[Editor’s note: The following contains spoilers for “Captain Marvel.”]
The most important part of “Captain Marvel” is when the hero fails.
It’s something that happens more than once, but most significantly when Carol Danvers’ (Brie Larson) memories of her old life on Earth are unlocked — and she can’t help but recall when she crashed her go-cart, didn’t hit a home run, missed grabbing the rope she needed to avoid embarrassment in front of her fellow soldiers during basic training. All moments which were highlighted in their awfulness by the ridicule of her father, her colleagues, who yelled at her audacity for trying “boy stuff” — Yon-Rogg (Jude Law) chastising her for her emotional responses.
The fact that her memories went straight to moments of disappointment is something that should feel all-too-familiar for any ambitious woman. When you’re driven to succeed, it’s the times when you didn’t that haunt you. And for the release of “Captain Marvel,” that fear was very real.
The insane expectations that surrounded the first female-led Marvel film (with Marvel’s first female director in Anna Boden) meant that “Captain Marvel’s” release wasn’t going to be like any other. And that was proved to be the case, thanks to angry fans who tried to game the system as retaliation against … well, perhaps officially, Larson’s desire for the film’s press junkets to be more inclusive when it came to the journalists invited. (Other motivations are perhaps best left unsaid, but remain relatively obvious.)
While Boden and co-director Ryan Fleck couldn’t have known exactly what form the backlash would take, they were savvy in how they revealed Carol as a character, and let her wit and good heart get equal screen time with her impulsiveness and her temper. On Earth, Carol Danvers was a fighter pilot who fought to get real assignments, and was transformed into Captain Marvel as a result. As the Kree warrior known as Veers, she continued to battle for acceptance, against all odds. “Captain Marvel” is a superhero movie where the superhero is figuring out which battle she wants to fight, and questioning the decisions that led her to this point.
“Captain Marvel” is set in 1995, the official rise of the era of “girl power!” (thanks, Spice Girls) — but a necessary facet of that attitude was the idea of infallibility. “Girl Power” didn’t allow for flaws. Instead, it tried to put forward the idea that women could do anything men could. Except, of course, fail.

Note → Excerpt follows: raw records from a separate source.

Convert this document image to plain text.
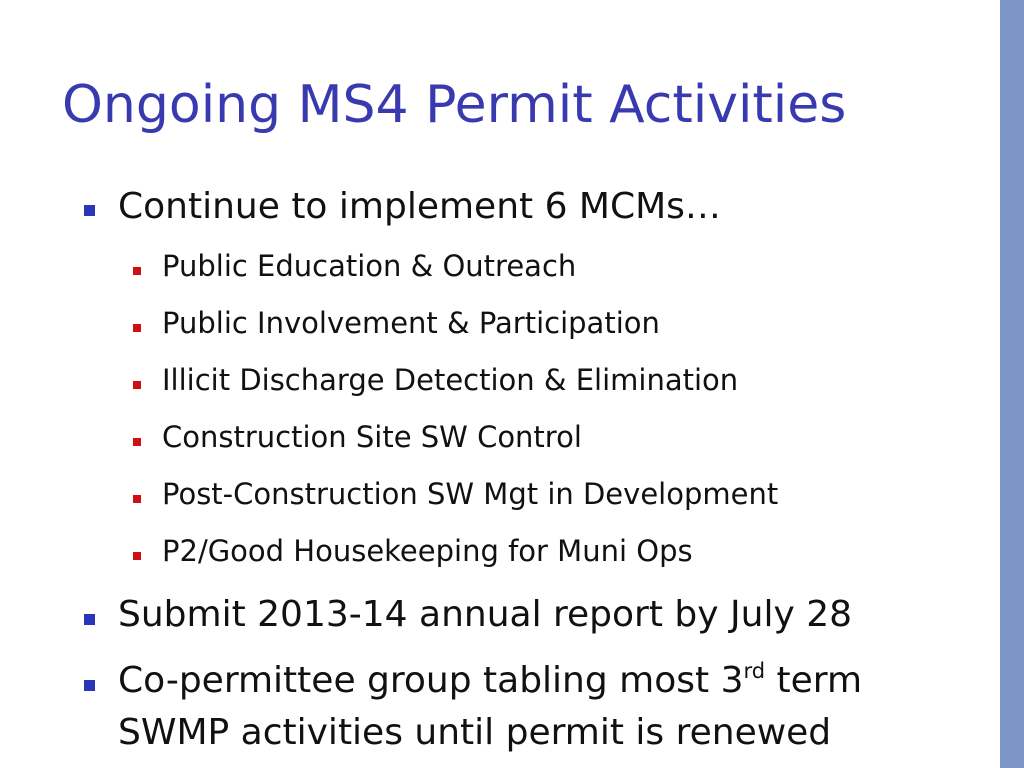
Ongoing MS4 Permit Activities
Continue to implement 6 MCMs…
Public Education & Outreach
Public Involvement & Participation
Illicit Discharge Detection & Elimination
Construction Site SW Control
Post-Construction SW Mgt in Development
P2/Good Housekeeping for Muni Ops
Submit 2013-14 annual report by July 28
Co-permittee group tabling most 3rd term
SWMP activities until permit is renewed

Not forever, because of course, our failings stay with us always. But Carol gets her chance to confront her past, both on Earth and also the life she created as a Kree soldier, acknowledging the mistakes she made and challenging the authority figures who have defined her journey. Some of that involves her acknowledging that she put her trust in the wrong people, as seen in her conflict with Yon-Rogg and the Kree Supreme Intelligence (as personified by Annette Bening). Which is another factor: The idea that in order to succeed, you have to be willing to challenge the system.
Women constantly live with the expectation that we cannot fail, that any sign of weakness is proof that we can’t live up to men. We so rarely get told how or why we might be able to push beyond it. “Captain Marvel” boldly puts forward the images of a girl literally failing, and that is what makes it so powerful when she steps forward and conquers her past.
Girls get told all the time that they can succeed. But what’s more valuable is the message that you can fail, you can fall — and that gives you the chance to stand up again.
“Captain Marvel” is in theaters now.